Barco launched a ‘Wall-E’ project to ensure it could fulfil demand and guarantee quality. The project spanned several business areas and focused on improving demand management, increasing flexibility, fine-tuning suppliers’ lead times, improving quality and reliability, and reducing complexity.

Close involvement of the supply chain department in product design phases led to a portfolio of modular products with over 90% parts commonality for all digital projectors. Assessing supply chain design alongside product portfolio development allowed Barco to be first in its industry to put both a medium- and high-end line on the market. Modular designs meant that manufacturing plants could easily take on additional models. Postponement ensured operational excellence in manufacturing and a broad product range.

Barco also made sure that enough capacity was available in the extended supply chain to realise the necessary flex-up in production.

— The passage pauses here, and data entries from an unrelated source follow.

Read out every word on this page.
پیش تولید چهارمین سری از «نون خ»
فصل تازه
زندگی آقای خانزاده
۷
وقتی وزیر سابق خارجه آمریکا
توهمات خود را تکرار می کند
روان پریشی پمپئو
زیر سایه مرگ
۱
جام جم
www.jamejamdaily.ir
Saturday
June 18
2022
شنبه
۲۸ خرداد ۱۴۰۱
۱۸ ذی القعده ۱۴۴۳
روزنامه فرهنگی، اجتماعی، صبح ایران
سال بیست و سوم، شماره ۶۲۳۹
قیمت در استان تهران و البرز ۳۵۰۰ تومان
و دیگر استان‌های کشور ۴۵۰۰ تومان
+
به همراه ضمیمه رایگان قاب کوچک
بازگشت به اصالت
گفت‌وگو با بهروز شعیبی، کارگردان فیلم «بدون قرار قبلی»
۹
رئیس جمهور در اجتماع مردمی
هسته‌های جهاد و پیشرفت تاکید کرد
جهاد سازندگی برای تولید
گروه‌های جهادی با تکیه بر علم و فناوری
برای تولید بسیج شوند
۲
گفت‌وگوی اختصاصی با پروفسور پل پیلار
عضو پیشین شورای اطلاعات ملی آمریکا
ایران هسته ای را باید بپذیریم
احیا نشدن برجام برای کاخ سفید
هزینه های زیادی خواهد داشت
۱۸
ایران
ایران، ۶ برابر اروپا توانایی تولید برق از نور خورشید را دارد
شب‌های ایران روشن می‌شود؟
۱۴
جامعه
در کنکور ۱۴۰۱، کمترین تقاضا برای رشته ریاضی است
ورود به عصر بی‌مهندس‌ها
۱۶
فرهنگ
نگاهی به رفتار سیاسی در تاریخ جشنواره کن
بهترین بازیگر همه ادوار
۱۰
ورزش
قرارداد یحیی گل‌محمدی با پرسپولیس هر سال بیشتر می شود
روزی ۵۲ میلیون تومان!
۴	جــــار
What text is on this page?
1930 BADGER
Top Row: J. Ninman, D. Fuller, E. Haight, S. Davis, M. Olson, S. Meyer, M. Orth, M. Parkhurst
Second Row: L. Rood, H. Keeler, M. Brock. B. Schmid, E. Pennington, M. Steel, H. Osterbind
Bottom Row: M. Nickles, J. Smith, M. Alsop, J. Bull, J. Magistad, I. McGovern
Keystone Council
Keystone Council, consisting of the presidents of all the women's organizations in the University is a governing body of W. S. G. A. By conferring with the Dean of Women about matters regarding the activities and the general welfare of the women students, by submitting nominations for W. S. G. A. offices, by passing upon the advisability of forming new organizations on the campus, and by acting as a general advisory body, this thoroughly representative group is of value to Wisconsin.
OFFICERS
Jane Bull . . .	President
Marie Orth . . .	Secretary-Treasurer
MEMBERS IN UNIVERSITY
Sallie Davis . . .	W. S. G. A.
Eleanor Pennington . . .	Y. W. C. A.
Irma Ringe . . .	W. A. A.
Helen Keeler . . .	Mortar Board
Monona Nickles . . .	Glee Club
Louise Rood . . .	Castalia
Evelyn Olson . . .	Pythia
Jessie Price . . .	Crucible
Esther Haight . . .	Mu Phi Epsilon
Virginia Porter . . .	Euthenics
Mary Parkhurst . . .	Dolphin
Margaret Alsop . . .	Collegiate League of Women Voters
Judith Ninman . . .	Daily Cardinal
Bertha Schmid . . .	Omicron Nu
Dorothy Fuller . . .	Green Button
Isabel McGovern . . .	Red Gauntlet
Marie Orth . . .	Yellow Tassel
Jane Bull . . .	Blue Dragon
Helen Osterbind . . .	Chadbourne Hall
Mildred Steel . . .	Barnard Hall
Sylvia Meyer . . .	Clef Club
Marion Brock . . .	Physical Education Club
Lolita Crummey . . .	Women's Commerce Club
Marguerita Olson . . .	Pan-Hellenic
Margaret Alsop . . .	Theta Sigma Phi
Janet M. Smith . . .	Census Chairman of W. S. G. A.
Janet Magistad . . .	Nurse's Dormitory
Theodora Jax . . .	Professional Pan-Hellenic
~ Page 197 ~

As this was mostly a supplier issue, the supplier portfolio was rationalised and in-depth collaboration with the remaining strategic suppliers was set up. Barco brought in its own experts to improve processes at the supplier side, payment terms were revised and several quality projects were launched to minimise the number of defective units. Production planning was also shared and a Vendor Management Inventory (VMI) system implemented. By working closely with suppliers, Barco has built a high-quality, reliable end-to-end supply chain.

The Wall-E project led to a significant increase in Barco’s own output, and that of its suppliers. For some suppliers, lead times were reduced by more than 80%. Barco quickly captured market share by using its product design and flexible supply chain as a competitive advantage in a market where demand exceeds supply. Intensive collaboration with suppliers to improve quality resulted in a more than 80% reduction in the number of defective parts. Superior quality allowed Barco to further build its brand and become the preferred supplier for many customers.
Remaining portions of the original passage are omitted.